Two weeks passed. Nothing happened.

Then, Amaka’s body was found in a shallow grave in Badagry—head missing, fingers cut off.

The next day, Cleaner didn’t show up for our morning meeting. I called him—no response. I sent Format to check his place in Ogudu.

They found his body in the boot of his own car. Two bullets to the chest. One to the forehead. Razor’s signature.

Taye had begun his revenge tour.

My boys were shaking. Uche was silent, guilt still dancing on his conscience. G-Wire moved his family out of Lagos. Format started talking about quitting. Even I began to question the things I used to call “control.”

Was this what it meant to rise too fast? To fly too close to the sun and watch your wings melt?

One by one, my circle cracked.

Then came the night I’ll never forget.

It was a Friday. I was in one of our safe apartments in Chevron—just me and two girls I barely knew. One was massaging my shoulders, the other rolling a blunt.

I had just opened a bottle of VSOP when the lights cut.

Not NEPA. This was planned. Deliberate.

My heart skipped.

Then—BOOM!

The front door blasted open.

Gunshots. Screams. Glass shattering.

I hit the ground, crawling toward the back exit, but a shadow stepped in front of me.

Taye.

Dressed in all black, two guns in hand, and a grin that looked like it belonged in hell.

“You dey run?” he asked, pointing the nozzle to my forehead. “After you kill my brother?”

I didn’t beg. I just looked at him. Calm. Chest burning, but eyes steady.

“He died because he was stupid,” I said. “And you’ll die because you think you’re smarter.”

He paused.

That’s when G-Wire, hidden in the ceiling trapdoor, opened fire.

TA-TA-TA-TA!

Two of Taye’s boys dropped. The girls ran out screaming. I grabbed a knife from the mini bar and slashed at Taye’s leg. He fired blindly, grazing my shoulder. I tackled him. We rolled on the floor, blood mixing with broken glass and betrayal.

I don’t know how long we fought. Maybe minutes. Maybe years.

But in the end, he was lying flat, bleeding from the stomach, gasping.

“You… you think this ends here?” he whispered, eyes fading.

I crouched beside him.

“This doesn’t end. It only repeats. But not with me.”

Then I stood, breathing hard, blood dripping from my mouth, and walked away.

That night, I didn’t go to the hospital. I drove straight to Baba Tunde.

He was waiting outside, lantern in hand.

“You survive,” he said. “But you no be man again. You be ghost now.”

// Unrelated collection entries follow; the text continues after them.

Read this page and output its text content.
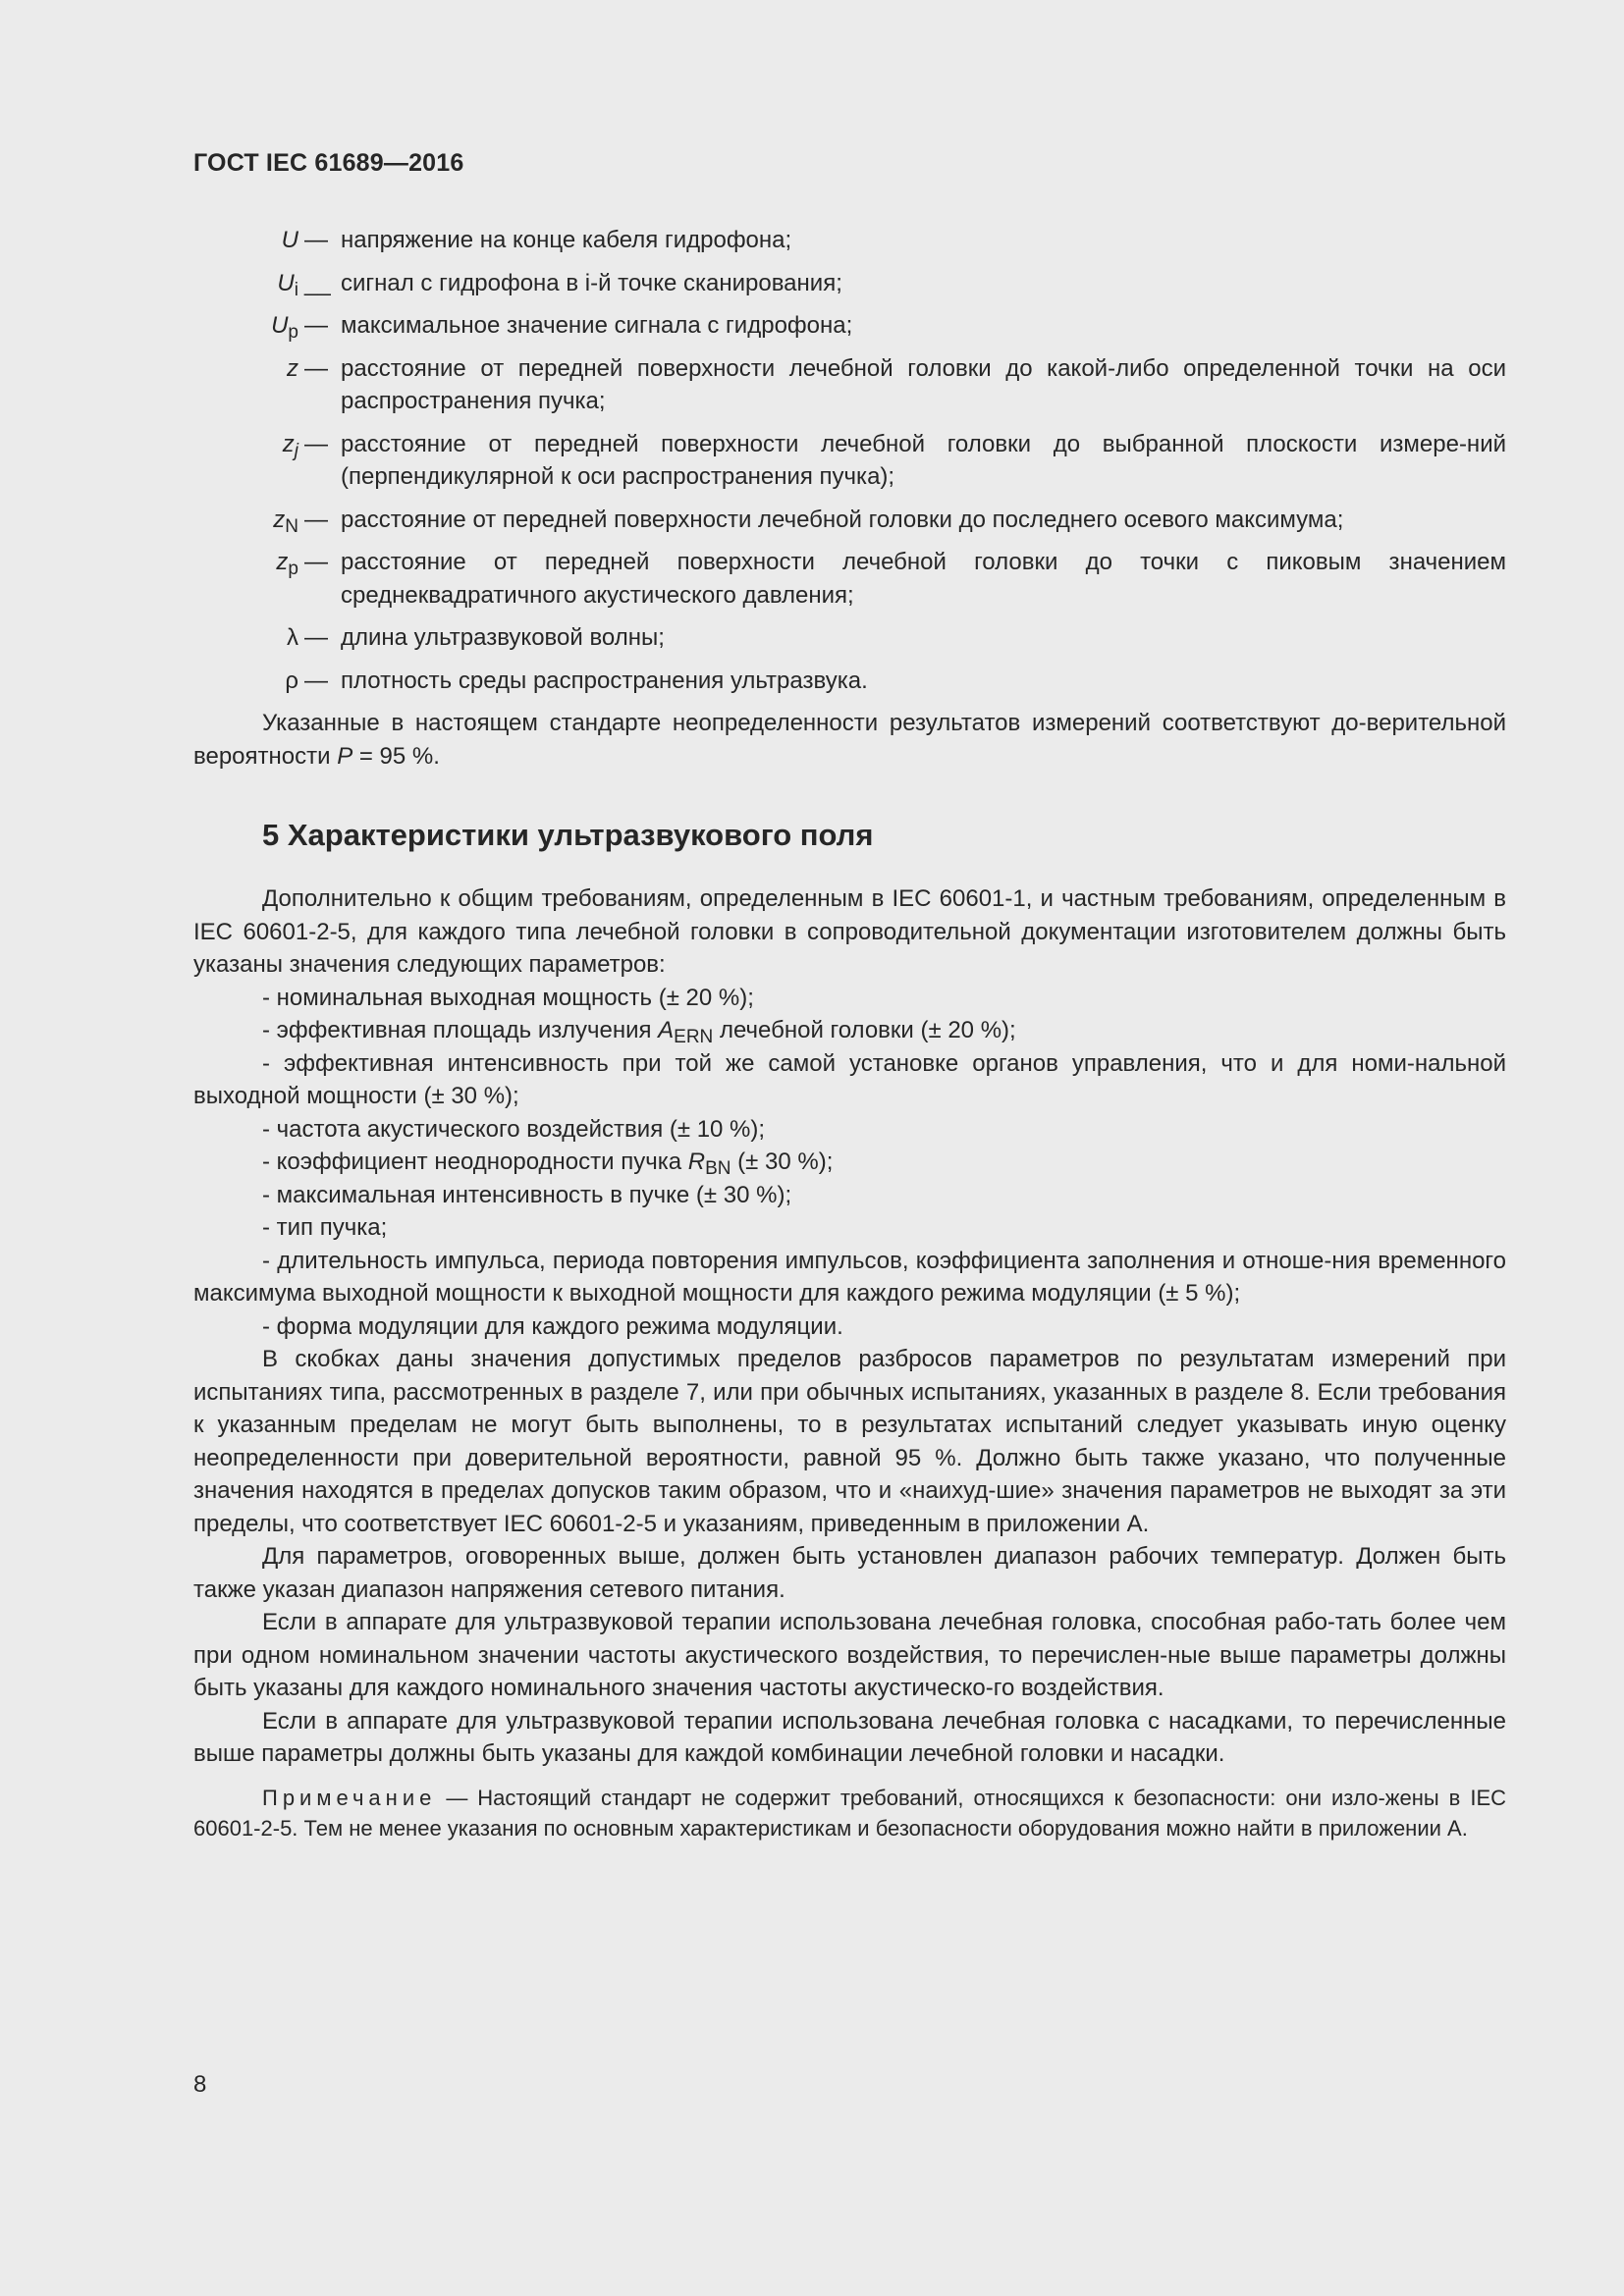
ГОСТ IEC 61689—2016
U — напряжение на конце кабеля гидрофона;
$U_i$ __ сигнал с гидрофона в i-й точке сканирования;
$U_p$ — максимальное значение сигнала с гидрофона;
z — расстояние от передней поверхности лечебной головки до какой-либо определенной точки на оси распространения пучка;
$z_j$ — расстояние от передней поверхности лечебной головки до выбранной плоскости измере-ний (перпендикулярной к оси распространения пучка);
$z_N$ — расстояние от передней поверхности лечебной головки до последнего осевого максимума;
$z_p$ — расстояние от передней поверхности лечебной головки до точки с пиковым значением среднеквадратичного акустического давления;
λ — длина ультразвуковой волны;
ρ — плотность среды распространения ультразвука.

Указанные в настоящем стандарте неопределенности результатов измерений соответствуют до-верительной вероятности P = 95 %.

5 Характеристики ультразвукового поля

Дополнительно к общим требованиям, определенным в IEC 60601-1, и частным требованиям, определенным в IEC 60601-2-5, для каждого типа лечебной головки в сопроводительной документации изготовителем должны быть указаны значения следующих параметров:

- номинальная выходная мощность (± 20 %);

- эффективная площадь излучения $A_{ERN}$ лечебной головки (± 20 %);

- эффективная интенсивность при той же самой установке органов управления, что и для номи-нальной выходной мощности (± 30 %);

- частота акустического воздействия (± 10 %);

- коэффициент неоднородности пучка $R_{BN}$ (± 30 %);

- максимальная интенсивность в пучке (± 30 %);

- тип пучка;

- длительность импульса, периода повторения импульсов, коэффициента заполнения и отноше-ния временного максимума выходной мощности к выходной мощности для каждого режима модуляции (± 5 %);

- форма модуляции для каждого режима модуляции.

В скобках даны значения допустимых пределов разбросов параметров по результатам измерений при испытаниях типа, рассмотренных в разделе 7, или при обычных испытаниях, указанных в разделе 8. Если требования к указанным пределам не могут быть выполнены, то в результатах испытаний следует указывать иную оценку неопределенности при доверительной вероятности, равной 95 %. Должно быть также указано, что полученные значения находятся в пределах допусков таким образом, что и «наихуд-шие» значения параметров не выходят за эти пределы, что соответствует IEC 60601-2-5 и указаниям, приведенным в приложении А.

Для параметров, оговоренных выше, должен быть установлен диапазон рабочих температур. Должен быть также указан диапазон напряжения сетевого питания.

Если в аппарате для ультразвуковой терапии использована лечебная головка, способная рабо-тать более чем при одном номинальном значении частоты акустического воздействия, то перечислен-ные выше параметры должны быть указаны для каждого номинального значения частоты акустическо-го воздействия.

Если в аппарате для ультразвуковой терапии использована лечебная головка с насадками, то перечисленные выше параметры должны быть указаны для каждой комбинации лечебной головки и насадки.

Примечание — Настоящий стандарт не содержит требований, относящихся к безопасности: они изло-жены в IEC 60601-2-5. Тем не менее указания по основным характеристикам и безопасности оборудования можно найти в приложении А.

8
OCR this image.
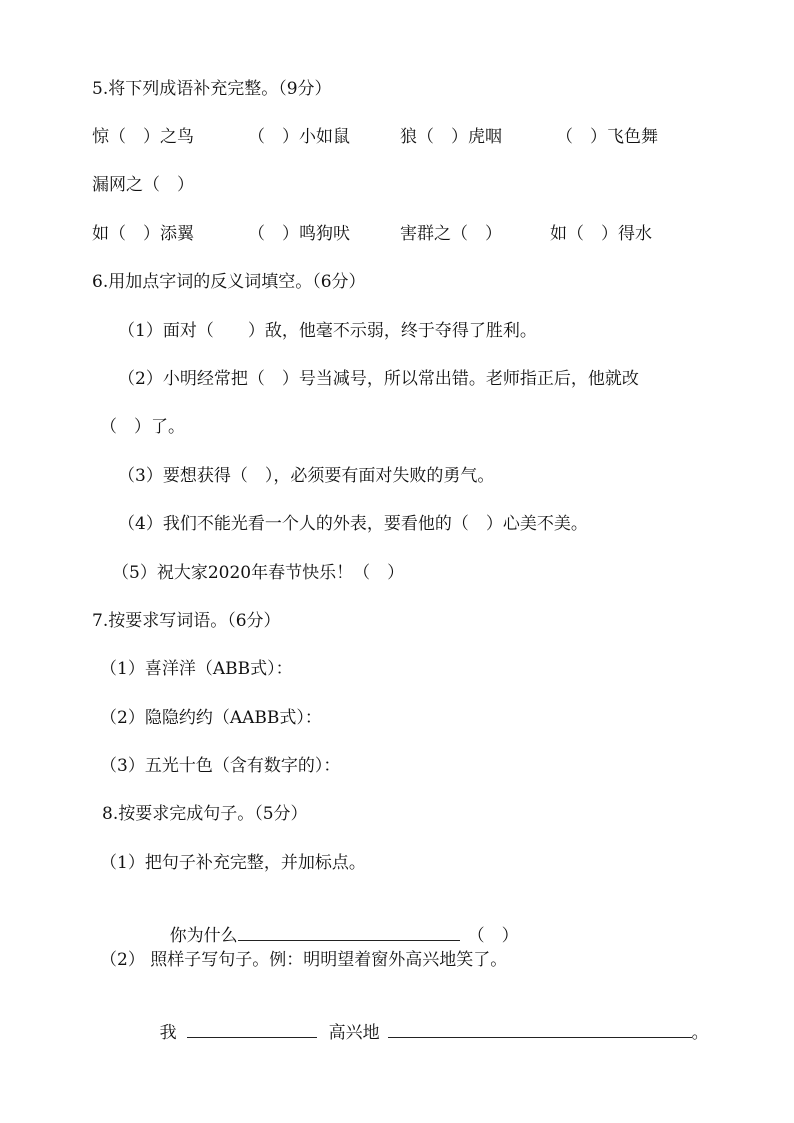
5.将下列成语补充完整。（9分）
惊（　）之鸟	（　）小如鼠	狼（　）虎咽	（　）飞色舞
漏网之（　）
如（　）添翼	（　）鸣狗吠	害群之（　）	如（　）得水
6.用加点字词的反义词填空。（6分）
（1）面对（　　）敌，他毫不示弱，终于夺得了胜利。
（2）小明经常把（　）号当减号，所以常出错。老师指正后，他就改
（　）了。
（3）要想获得（　），必须要有面对失败的勇气。
（4）我们不能光看一个人的外表，要看他的（　）心美不美。
（5）祝大家2020年春节快乐！（　）
7.按要求写词语。（6分）
（1）喜洋洋（ABB式）：
（2）隐隐约约（AABB式）：
（3）五光十色（含有数字的）：
8.按要求完成句子。（5分）
（1）把句子补充完整，并加标点。

你为什么	（　）

（2） 照样子写句子。例：明明望着窗外高兴地笑了。

我	高兴地	。
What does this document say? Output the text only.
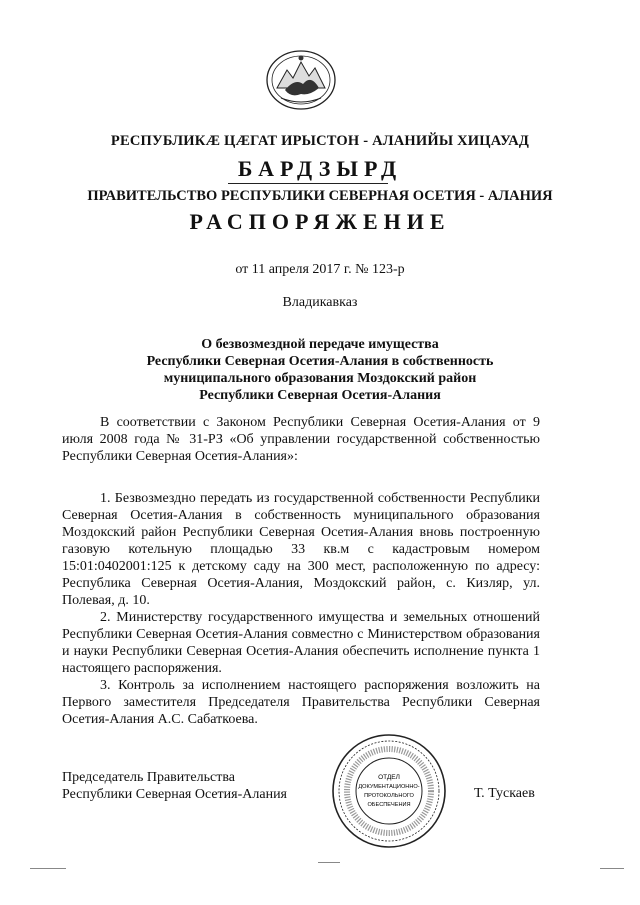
РЕСПУБЛИКӔ ЦӔГАТ ИРЫСТОН - АЛАНИЙЫ ХИЦАУАД
БАРДЗЫРД
ПРАВИТЕЛЬСТВО РЕСПУБЛИКИ СЕВЕРНАЯ ОСЕТИЯ - АЛАНИЯ
РАСПОРЯЖЕНИЕ
от 11 апреля 2017 г. № 123-р
Владикавказ
О безвозмездной передаче имущества
Республики Северная Осетия-Алания в собственность
муниципального образования Моздокский район
Республики Северная Осетия-Алания

В соответствии с Законом Республики Северная Осетия-Алания от 9 июля 2008 года № 31-РЗ «Об управлении государственной собственностью Республики Северная Осетия-Алания»:

1. Безвозмездно передать из государственной собственности Республики Северная Осетия-Алания в собственность муниципального образования Моздокский район Республики Северная Осетия-Алания вновь построенную газовую котельную площадью 33 кв.м с кадастровым номером 15:01:0402001:125 к детскому саду на 300 мест, расположенную по адресу: Республика Северная Осетия-Алания, Моздокский район, с. Кизляр, ул. Полевая, д. 10.

2. Министерству государственного имущества и земельных отношений Республики Северная Осетия-Алания совместно с Министерством образования и науки Республики Северная Осетия-Алания обеспечить исполнение пункта 1 настоящего распоряжения.

3. Контроль за исполнением настоящего распоряжения возложить на Первого заместителя Председателя Правительства Республики Северная Осетия-Алания А.С. Сабаткоева.

Председатель Правительства
Республики Северная Осетия-Алания
ОТДЕЛ
ДОКУМЕНТАЦИОННО-
ПРОТОКОЛЬНОГО
ОБЕСПЕЧЕНИЯ
Т. Тускаев
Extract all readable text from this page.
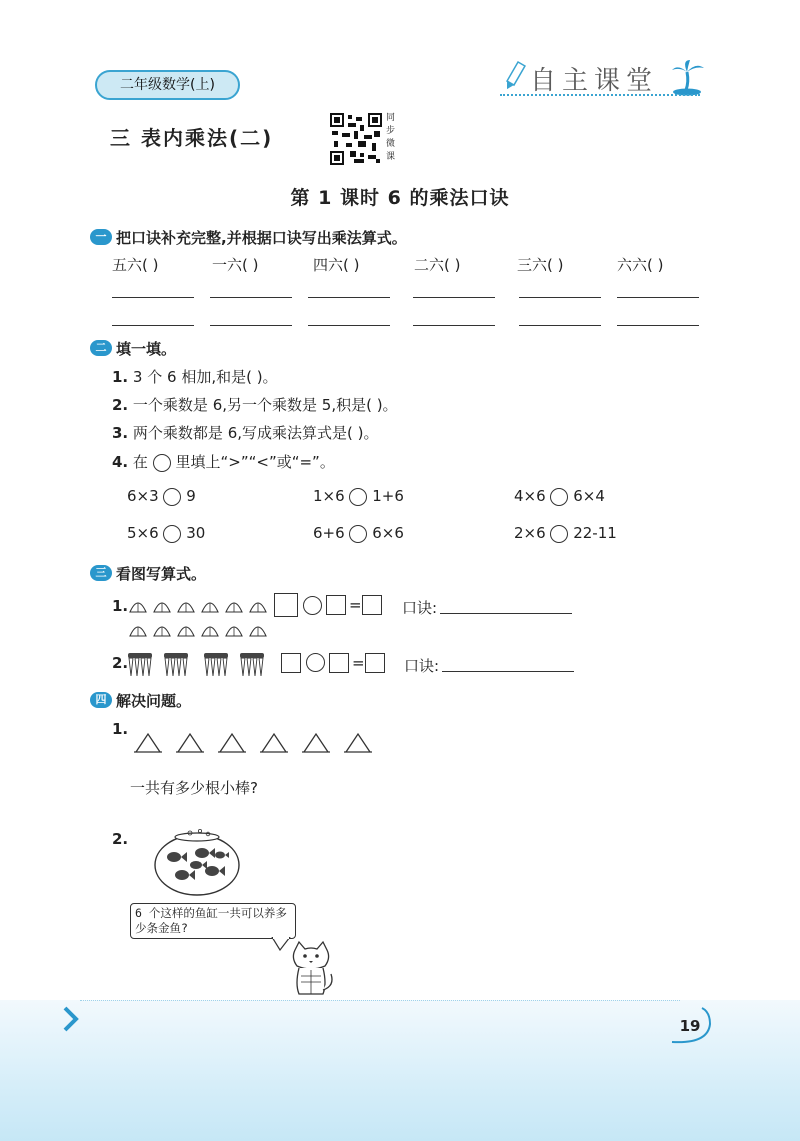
二年级数学(上)	自主课堂
三 表内乘法(二)
同步微课
第 1 课时 6 的乘法口诀
一 把口诀补充完整,并根据口诀写出乘法算式。
五六( )	一六( )	四六( )	二六( )	三六( )	六六( )
二 填一填。
1. 3 个 6 相加,和是( )。
2. 一个乘数是 6,另一个乘数是 5,积是( )。
3. 两个乘数都是 6,写成乘法算式是( )。
4. 在 里填上“>”“<”或“=”。
6×3 9	1×6 1+6	4×6 6×4
5×6 30	6+6 6×6	2×6 22-11
三 看图写算式。
1.	=	口诀:
2.	=	口诀:
四 解决问题。
1.
一共有多少根小棒?
2.
6 个这样的鱼缸一共可以养多少条金鱼?
19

I looked at him, confused.

“What do you mean?”

He smiled. “To stay alive, you must die. Spiritually. You must vanish. Change name. Burn the past. Or the earth go collect you.”

I nodded.

And that was the day Bobo the Yahoo Prince died.

I disappeared.

Sold my cars. Transferred my houses to ghost companies. Burned the ledger. Sent my mother and sisters to Canada. Deleted all social media. Stopped clubbing. Stopped scamming.

Started watching the sun rise again—not as a king, but as a man finally ready to pay his debts.

But peace doesn’t last forever.

And some ghosts refuse to stay buried.